I have multiple snap applications which use configuration files to determine where to find files that the snap needs to run. These configuration files are used from services which are expected to be normally running and as such, successfully stopped and started for refreshes. The issue I have is that these configuration files need to know where certain files/directories are, and we use various $SNAP_DATA, $SNAP, etc. based file paths in these configuration files, as the configuration files don’t understand environment variables nor do they understand relative paths. So on initial install, we use sed/jq/etc. to automatically populate these values in the configuration file during the install hook so the services startup properly. The problem I have is that these values are then invalid after a snap refresh, because the value of environment variables such as $SNAP, $SNAP_DATA directly contain the revision number rather than use the current symlink.
Is it safe to specify these configuration values as current instead of the specific revision number as currently used?
If it is safe, is there a good reason not to change future snapd versions to just make $SNAP, $SNAP_DATA, etc. use the current symlink by default? Right now we can strip off the revision number and replace it with current but it would be nice to not have to do that.
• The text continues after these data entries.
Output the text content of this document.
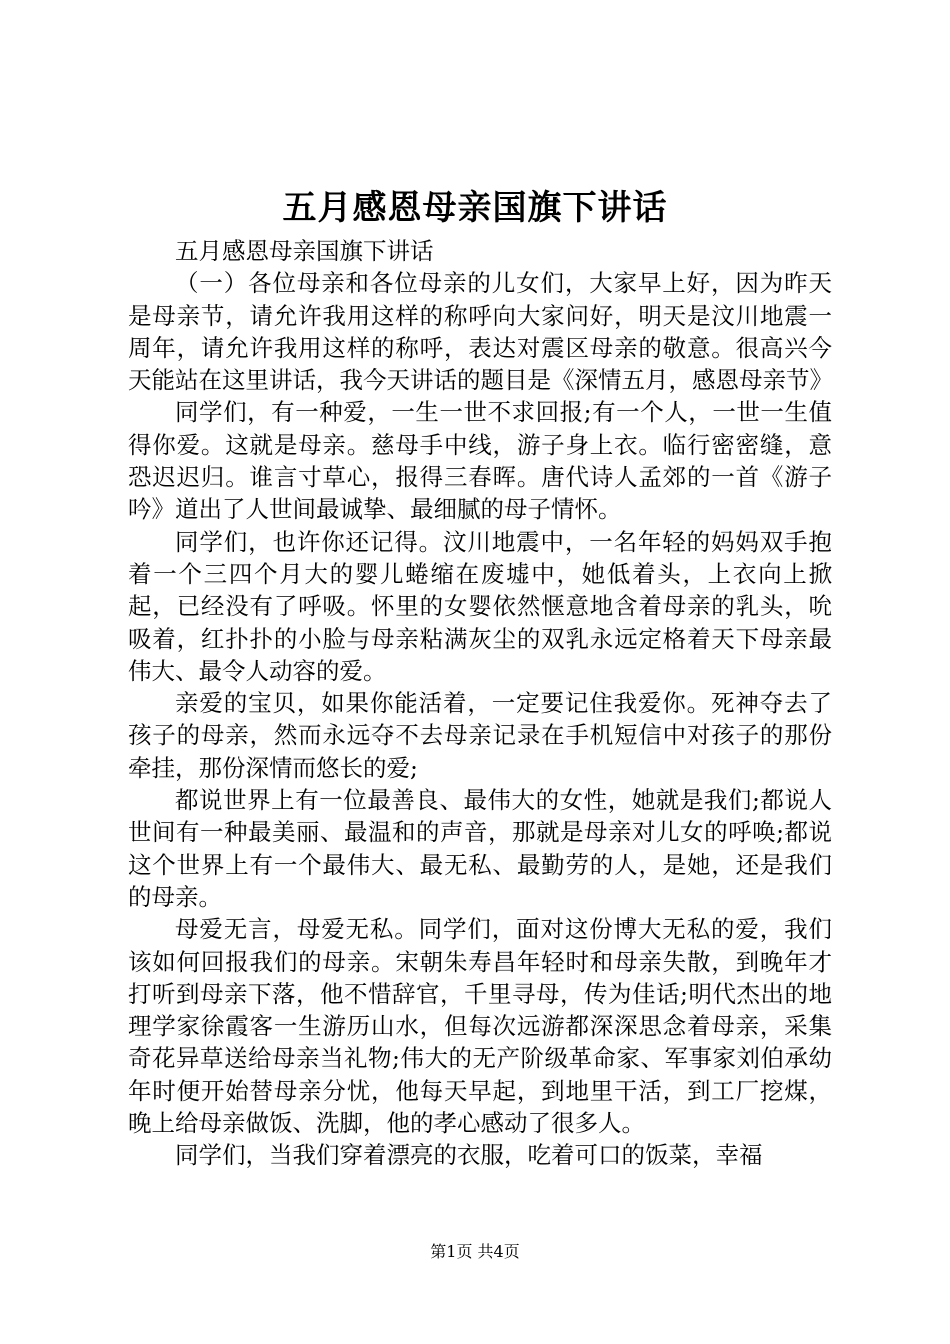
五月感恩母亲国旗下讲话

五月感恩母亲国旗下讲话

（一）各位母亲和各位母亲的儿女们，大家早上好，因为昨天是母亲节，请允许我用这样的称呼向大家问好，明天是汶川地震一周年，请允许我用这样的称呼，表达对震区母亲的敬意。很高兴今天能站在这里讲话，我今天讲话的题目是《深情五月，感恩母亲节》

同学们，有一种爱，一生一世不求回报;有一个人，一世一生值得你爱。这就是母亲。慈母手中线，游子身上衣。临行密密缝，意恐迟迟归。谁言寸草心，报得三春晖。唐代诗人孟郊的一首《游子吟》道出了人世间最诚挚、最细腻的母子情怀。

同学们，也许你还记得。汶川地震中，一名年轻的妈妈双手抱着一个三四个月大的婴儿蜷缩在废墟中，她低着头，上衣向上掀起，已经没有了呼吸。怀里的女婴依然惬意地含着母亲的乳头，吮吸着，红扑扑的小脸与母亲粘满灰尘的双乳永远定格着天下母亲最伟大、最令人动容的爱。

亲爱的宝贝，如果你能活着，一定要记住我爱你。死神夺去了孩子的母亲，然而永远夺不去母亲记录在手机短信中对孩子的那份牵挂，那份深情而悠长的爱;

都说世界上有一位最善良、最伟大的女性，她就是我们;都说人世间有一种最美丽、最温和的声音，那就是母亲对儿女的呼唤;都说这个世界上有一个最伟大、最无私、最勤劳的人，是她，还是我们的母亲。

母爱无言，母爱无私。同学们，面对这份博大无私的爱，我们该如何回报我们的母亲。宋朝朱寿昌年轻时和母亲失散，到晚年才打听到母亲下落，他不惜辞官，千里寻母，传为佳话;明代杰出的地理学家徐霞客一生游历山水，但每次远游都深深思念着母亲，采集奇花异草送给母亲当礼物;伟大的无产阶级革命家、军事家刘伯承幼年时便开始替母亲分忧，他每天早起，到地里干活，到工厂挖煤，晚上给母亲做饭、洗脚，他的孝心感动了很多人。

同学们，当我们穿着漂亮的衣服，吃着可口的饭菜，幸福

第1页 共4页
What’s the recommended best practice for handling this situation? Should I reprocess the configuration files to use the updated value of $SNAP_DATA with the new revision number on every refresh? If so, what’s the best way to know what the previous revision number is? (the reason we need to know what the previous revision is that a user could also manually change the configuration values to point somewhere else the snap has permission to write to, say the home folder, removable-media, etc. and in this case we don’t want to overwrite it, so we need to see if the current value of those configuration items in the post-refresh hook matches what was set automatically for the previous revision - only then if it matches what we automatically set would we re-set the value to the new value for the next revision)
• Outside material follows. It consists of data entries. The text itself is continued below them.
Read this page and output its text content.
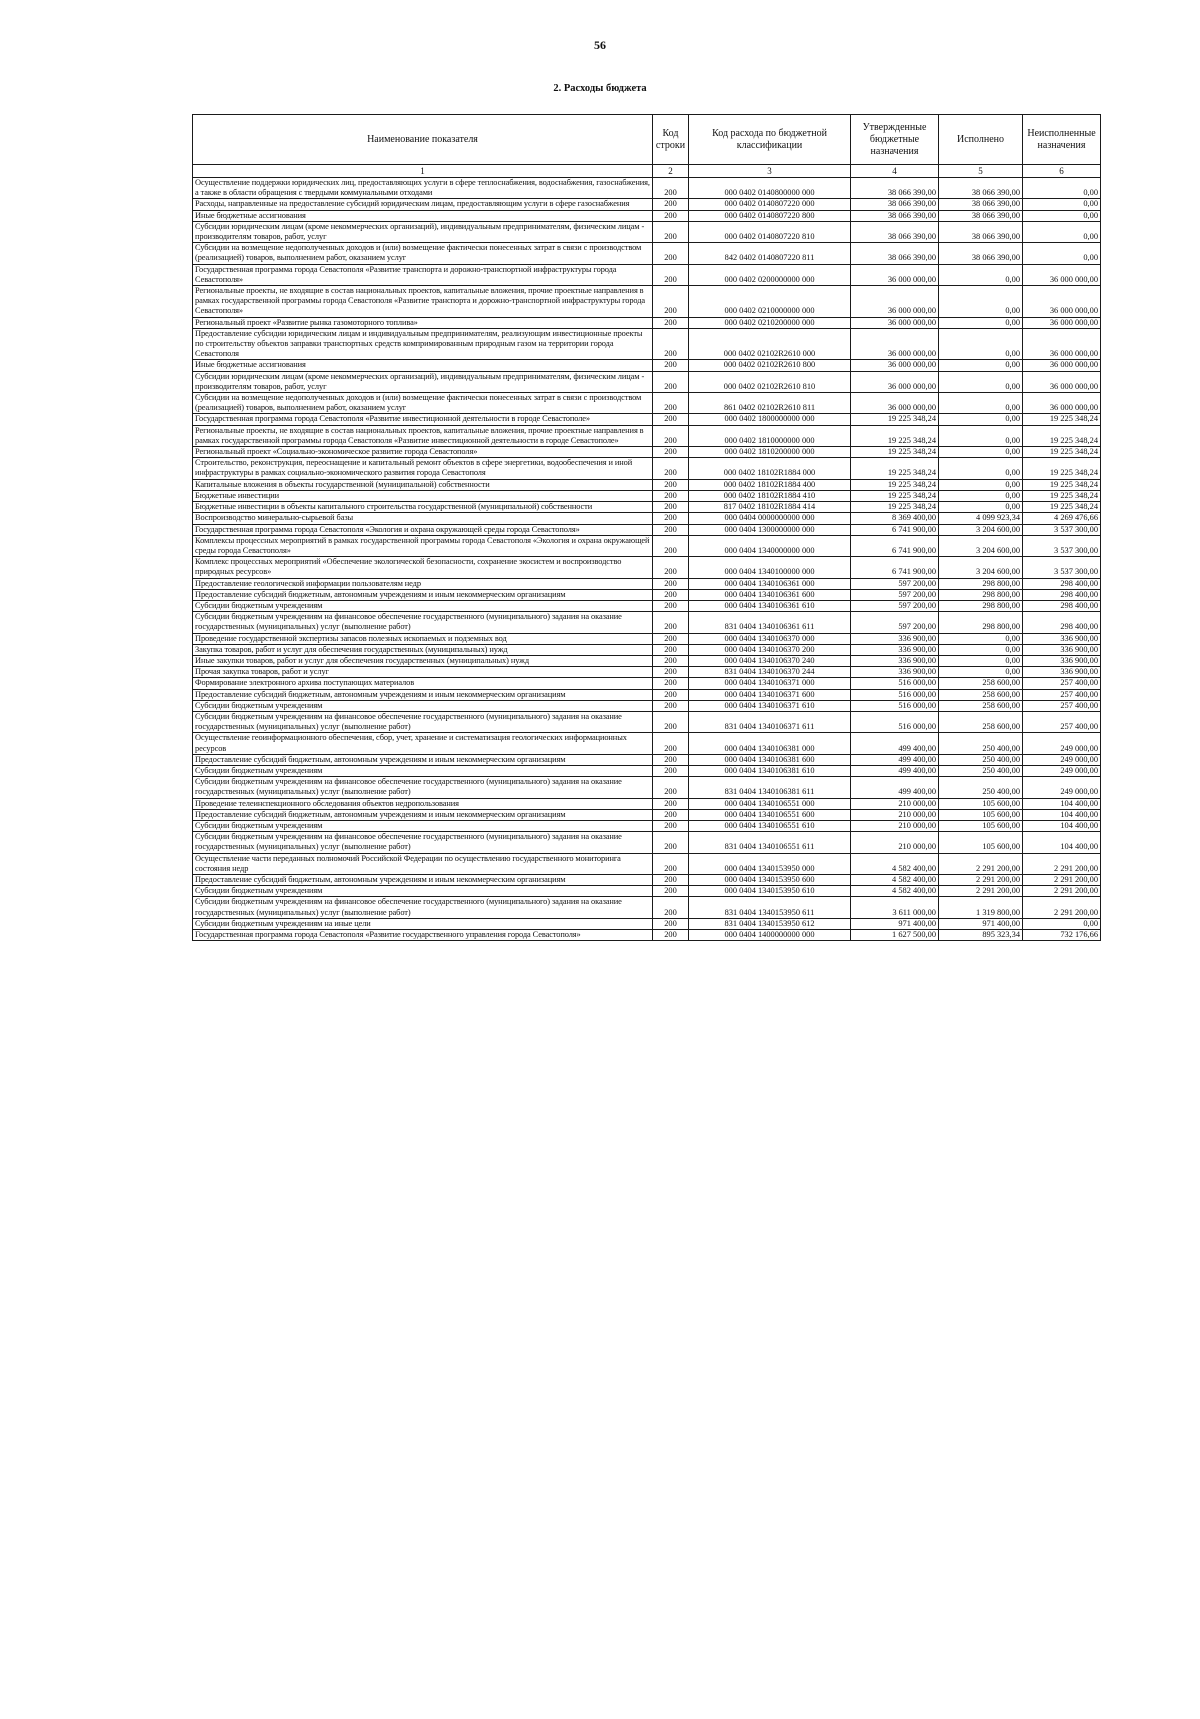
56
2. Расходы бюджета
Наименование показателя	Код строки	Код расхода по бюджетной классификации	Утвержденные бюджетные назначения	Исполнено	Неисполненные назначения
1	2	3	4	5	6
Осуществление поддержки юридических лиц, предоставляющих услуги в сфере теплоснабжения, водоснабжения, газоснабжения, а также в области обращения с твердыми коммунальными отходами	200	000 0402 0140800000 000	38 066 390,00	38 066 390,00	0,00
Расходы, направленные на предоставление субсидий юридическим лицам, предоставляющим услуги в сфере газоснабжения	200	000 0402 0140807220 000	38 066 390,00	38 066 390,00	0,00
Иные бюджетные ассигнования	200	000 0402 0140807220 800	38 066 390,00	38 066 390,00	0,00
Субсидии юридическим лицам (кроме некоммерческих организаций), индивидуальным предпринимателям, физическим лицам - производителям товаров, работ, услуг	200	000 0402 0140807220 810	38 066 390,00	38 066 390,00	0,00
Субсидии на возмещение недополученных доходов и (или) возмещение фактически понесенных затрат в связи с производством (реализацией) товаров, выполнением работ, оказанием услуг	200	842 0402 0140807220 811	38 066 390,00	38 066 390,00	0,00
Государственная программа города Севастополя «Развитие транспорта и дорожно-транспортной инфраструктуры города Севастополя»	200	000 0402 0200000000 000	36 000 000,00	0,00	36 000 000,00
Региональные проекты, не входящие в состав национальных проектов, капитальные вложения, прочие проектные направления в рамках государственной программы города Севастополя «Развитие транспорта и дорожно-транспортной инфраструктуры города Севастополя»	200	000 0402 0210000000 000	36 000 000,00	0,00	36 000 000,00
Региональный проект «Развитие рынка газомоторного топлива»	200	000 0402 0210200000 000	36 000 000,00	0,00	36 000 000,00
Предоставление субсидии юридическим лицам и индивидуальным предпринимателям, реализующим инвестиционные проекты по строительству объектов заправки транспортных средств компримированным природным газом на территории города Севастополя	200	000 0402 02102R2610 000	36 000 000,00	0,00	36 000 000,00
Иные бюджетные ассигнования	200	000 0402 02102R2610 800	36 000 000,00	0,00	36 000 000,00
Субсидии юридическим лицам (кроме некоммерческих организаций), индивидуальным предпринимателям, физическим лицам - производителям товаров, работ, услуг	200	000 0402 02102R2610 810	36 000 000,00	0,00	36 000 000,00
Субсидии на возмещение недополученных доходов и (или) возмещение фактически понесенных затрат в связи с производством (реализацией) товаров, выполнением работ, оказанием услуг	200	861 0402 02102R2610 811	36 000 000,00	0,00	36 000 000,00
Государственная программа города Севастополя «Развитие инвестиционной деятельности в городе Севастополе»	200	000 0402 1800000000 000	19 225 348,24	0,00	19 225 348,24
Региональные проекты, не входящие в состав национальных проектов, капитальные вложения, прочие проектные направления в рамках государственной программы города Севастополя «Развитие инвестиционной деятельности в городе Севастополе»	200	000 0402 1810000000 000	19 225 348,24	0,00	19 225 348,24
Региональный проект «Социально-экономическое развитие города Севастополя»	200	000 0402 1810200000 000	19 225 348,24	0,00	19 225 348,24
Строительство, реконструкция, переоснащение и капитальный ремонт объектов в сфере энергетики, водообеспечения и иной инфраструктуры в рамках социально-экономического развития города Севастополя	200	000 0402 18102R1884 000	19 225 348,24	0,00	19 225 348,24
Капитальные вложения в объекты государственной (муниципальной) собственности	200	000 0402 18102R1884 400	19 225 348,24	0,00	19 225 348,24
Бюджетные инвестиции	200	000 0402 18102R1884 410	19 225 348,24	0,00	19 225 348,24
Бюджетные инвестиции в объекты капитального строительства государственной (муниципальной) собственности	200	817 0402 18102R1884 414	19 225 348,24	0,00	19 225 348,24
Воспроизводство минерально-сырьевой базы	200	000 0404 0000000000 000	8 369 400,00	4 099 923,34	4 269 476,66
Государственная программа города Севастополя «Экология и охрана окружающей среды города Севастополя»	200	000 0404 1300000000 000	6 741 900,00	3 204 600,00	3 537 300,00
Комплексы процессных мероприятий в рамках государственной программы города Севастополя «Экология и охрана окружающей среды города Севастополя»	200	000 0404 1340000000 000	6 741 900,00	3 204 600,00	3 537 300,00
Комплекс процессных мероприятий «Обеспечение экологической безопасности, сохранение экосистем и воспроизводство природных ресурсов»	200	000 0404 1340100000 000	6 741 900,00	3 204 600,00	3 537 300,00
Предоставление геологической информации пользователям недр	200	000 0404 1340106361 000	597 200,00	298 800,00	298 400,00
Предоставление субсидий бюджетным, автономным учреждениям и иным некоммерческим организациям	200	000 0404 1340106361 600	597 200,00	298 800,00	298 400,00
Субсидии бюджетным учреждениям	200	000 0404 1340106361 610	597 200,00	298 800,00	298 400,00
Субсидии бюджетным учреждениям на финансовое обеспечение государственного (муниципального) задания на оказание государственных (муниципальных) услуг (выполнение работ)	200	831 0404 1340106361 611	597 200,00	298 800,00	298 400,00
Проведение государственной экспертизы запасов полезных ископаемых и подземных вод	200	000 0404 1340106370 000	336 900,00	0,00	336 900,00
Закупка товаров, работ и услуг для обеспечения государственных (муниципальных) нужд	200	000 0404 1340106370 200	336 900,00	0,00	336 900,00
Иные закупки товаров, работ и услуг для обеспечения государственных (муниципальных) нужд	200	000 0404 1340106370 240	336 900,00	0,00	336 900,00
Прочая закупка товаров, работ и услуг	200	831 0404 1340106370 244	336 900,00	0,00	336 900,00
Формирование электронного архива поступающих материалов	200	000 0404 1340106371 000	516 000,00	258 600,00	257 400,00
Предоставление субсидий бюджетным, автономным учреждениям и иным некоммерческим организациям	200	000 0404 1340106371 600	516 000,00	258 600,00	257 400,00
Субсидии бюджетным учреждениям	200	000 0404 1340106371 610	516 000,00	258 600,00	257 400,00
Субсидии бюджетным учреждениям на финансовое обеспечение государственного (муниципального) задания на оказание государственных (муниципальных) услуг (выполнение работ)	200	831 0404 1340106371 611	516 000,00	258 600,00	257 400,00
Осуществление геоинформационного обеспечения, сбор, учет, хранение и систематизация геологических информационных ресурсов	200	000 0404 1340106381 000	499 400,00	250 400,00	249 000,00
Предоставление субсидий бюджетным, автономным учреждениям и иным некоммерческим организациям	200	000 0404 1340106381 600	499 400,00	250 400,00	249 000,00
Субсидии бюджетным учреждениям	200	000 0404 1340106381 610	499 400,00	250 400,00	249 000,00
Субсидии бюджетным учреждениям на финансовое обеспечение государственного (муниципального) задания на оказание государственных (муниципальных) услуг (выполнение работ)	200	831 0404 1340106381 611	499 400,00	250 400,00	249 000,00
Проведение телеинспекционного обследования объектов недропользования	200	000 0404 1340106551 000	210 000,00	105 600,00	104 400,00
Предоставление субсидий бюджетным, автономным учреждениям и иным некоммерческим организациям	200	000 0404 1340106551 600	210 000,00	105 600,00	104 400,00
Субсидии бюджетным учреждениям	200	000 0404 1340106551 610	210 000,00	105 600,00	104 400,00
Субсидии бюджетным учреждениям на финансовое обеспечение государственного (муниципального) задания на оказание государственных (муниципальных) услуг (выполнение работ)	200	831 0404 1340106551 611	210 000,00	105 600,00	104 400,00
Осуществление части переданных полномочий Российской Федерации по осуществлению государственного мониторинга состояния недр	200	000 0404 1340153950 000	4 582 400,00	2 291 200,00	2 291 200,00
Предоставление субсидий бюджетным, автономным учреждениям и иным некоммерческим организациям	200	000 0404 1340153950 600	4 582 400,00	2 291 200,00	2 291 200,00
Субсидии бюджетным учреждениям	200	000 0404 1340153950 610	4 582 400,00	2 291 200,00	2 291 200,00
Субсидии бюджетным учреждениям на финансовое обеспечение государственного (муниципального) задания на оказание государственных (муниципальных) услуг (выполнение работ)	200	831 0404 1340153950 611	3 611 000,00	1 319 800,00	2 291 200,00
Субсидии бюджетным учреждениям на иные цели	200	831 0404 1340153950 612	971 400,00	971 400,00	0,00
Государственная программа города Севастополя «Развитие государственного управления города Севастополя»	200	000 0404 1400000000 000	1 627 500,00	895 323,34	732 176,66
Also note that one reason it’s not desirable to use $SNAP_DATA with the current symlink is that running containers with overlayfs mounts with a target directory that has a symlink in it’s path causes weird kernel bugs. See https://github.com/opencontainers/runc/issues/586 for more details. However this is a small use case affecting a minimal number of snaps (i.e. greengrass and docker). Are there perhaps other issues with mounts that snapd performs using these variables that necessitate using the revision number explicitly?
yes, use current in any and all config, rather than the revisioned versions.
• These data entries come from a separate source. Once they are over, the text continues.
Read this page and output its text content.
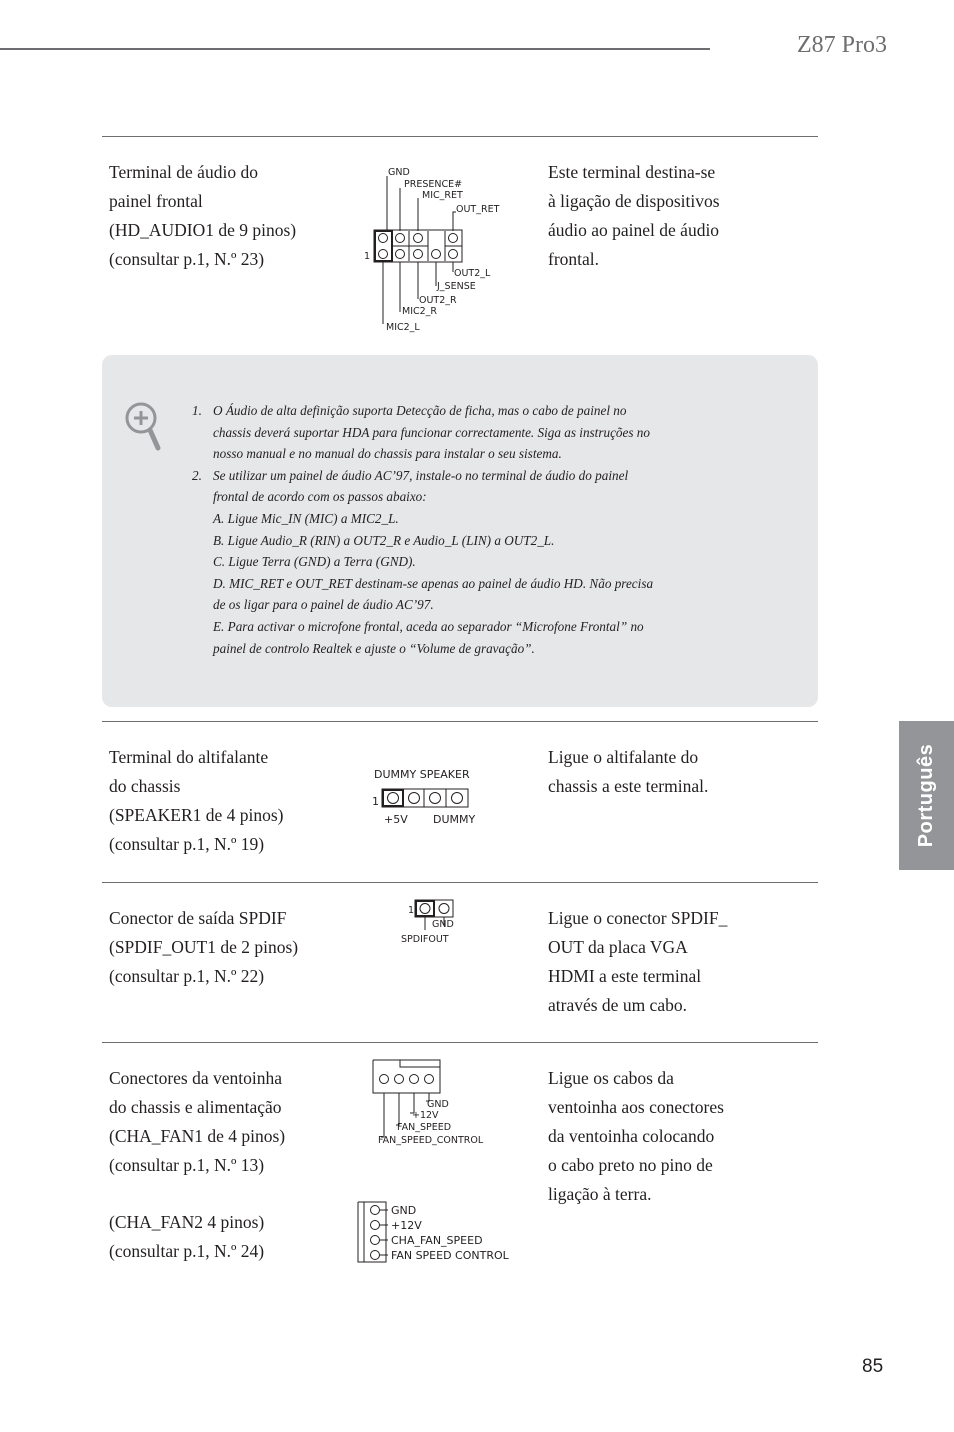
Z87 Pro3
Português
Terminal de áudio do
painel frontal
(HD_AUDIO1 de 9 pinos)
(consultar p.1, N.º 23)
Este terminal destina-se
à ligação de dispositivos
áudio ao painel de áudio
frontal.
1
GND
PRESENCE#
MIC_RET
OUT_RET
OUT2_L
J_SENSE
OUT2_R
MIC2_R
MIC2_L
1. O Áudio de alta definição suporta Detecção de ficha, mas o cabo de painel no
chassis deverá suportar HDA para funcionar correctamente. Siga as instruções no
nosso manual e no manual do chassis para instalar o seu sistema.
2. Se utilizar um painel de áudio AC’97, instale-o no terminal de áudio do painel
frontal de acordo com os passos abaixo:
A. Ligue Mic_IN (MIC) a MIC2_L.
B. Ligue Audio_R (RIN) a OUT2_R e Audio_L (LIN) a OUT2_L.
C. Ligue Terra (GND) a Terra (GND).
D. MIC_RET e OUT_RET destinam-se apenas ao painel de áudio HD. Não precisa
de os ligar para o painel de áudio AC’97.
E. Para activar o microfone frontal, aceda ao separador “Microfone Frontal” no
painel de controlo Realtek e ajuste o “Volume de gravação”.
Terminal do altifalante
do chassis
(SPEAKER1 de 4 pinos)
(consultar p.1, N.º 19)
Ligue o altifalante do
chassis a este terminal.
DUMMY SPEAKER
1
+5V DUMMY
Conector de saída SPDIF
(SPDIF_OUT1 de 2 pinos)
(consultar p.1, N.º 22)
Ligue o conector SPDIF_
OUT da placa VGA
HDMI a este terminal
através de um cabo.
1
GND
SPDIFOUT
Conectores da ventoinha
do chassis e alimentação
(CHA_FAN1 de 4 pinos)
(consultar p.1, N.º 13)
(CHA_FAN2 4 pinos)
(consultar p.1, N.º 24)
Ligue os cabos da
ventoinha aos conectores
da ventoinha colocando
o cabo preto no pino de
ligação à terra.
GND
+12V
FAN_SPEED
FAN_SPEED_CONTROL
GND
+12V
CHA_FAN_SPEED
FAN SPEED CONTROL
85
it’s not safe, but we’ll be changing them once it is (safe does not imply works-everywhere, as per the corner cases you mention, but there isn’t one that works everywhere and it seems having current in the variables is the least surprising)
snapd doesn’t tell you the last revision (and it’d be tricky to do). You’ve got three options, all on your side right now:
use current in the config and then do realpath before using the values,
interpolate $SNAP_ variables in your config, or
have a configure hook and use it to retrieve the last revision and store the current one
the last one, which involves rewriting the config every revision change, sounds really messy to me but if you can’t change your code per the other two might be your only one. The configure hook doesn’t need to do anything; it’s just there so snapctl set lastrev="$SNAP_REVISION" works (and after you’ve done that, snapctl get lastrev would work).
As long as your apps that write to $SNAP_DATA are daemons, all the above should work without issue today. The real problem is with non-daemon apps which today might be alive straddling a refresh, where their security profiles point to one directory and current (or $SNAP_DATA) would point to another.
I interpret this statement as saying that at some point in time $SNAP_DATA, etc. will change to using current directly, is that accurate?
I hadn’t realized the configure hook runs on every snap refresh as well as install… One question I’m having with using snapctl set is if there’s a situation where a snap could be reverted after the configure hook runs for the next revision and then processes the failed revision change? I don’t think this is an issue because when the snap is reverted it would have the previous revision’s $SNAP_DATA saved, so as long as:
we keep the config files in $SNAP_DATA and not a shared directory such as $SNAP_COMMON
we only update the files in $SNAP_DATA using what’s in snapctl get during the post-refresh hook
I think (?) we should be fine. (though your suggestion is always welcome)
One thing I do think would be nice to see is a thorough document explaining what happens when a revert happens, in terms of hooks run, files copied, etc. (it seems no hooks are run and no files are copied, just current is updated?) There’s a fair amount of things I’ve read across the forum and elsewhere but for example there’s nothing in docs.snapcraft.io that would be easily accessibly by users.
This is the case for almost all of the situations I’ve been involved with so that’s fine with us.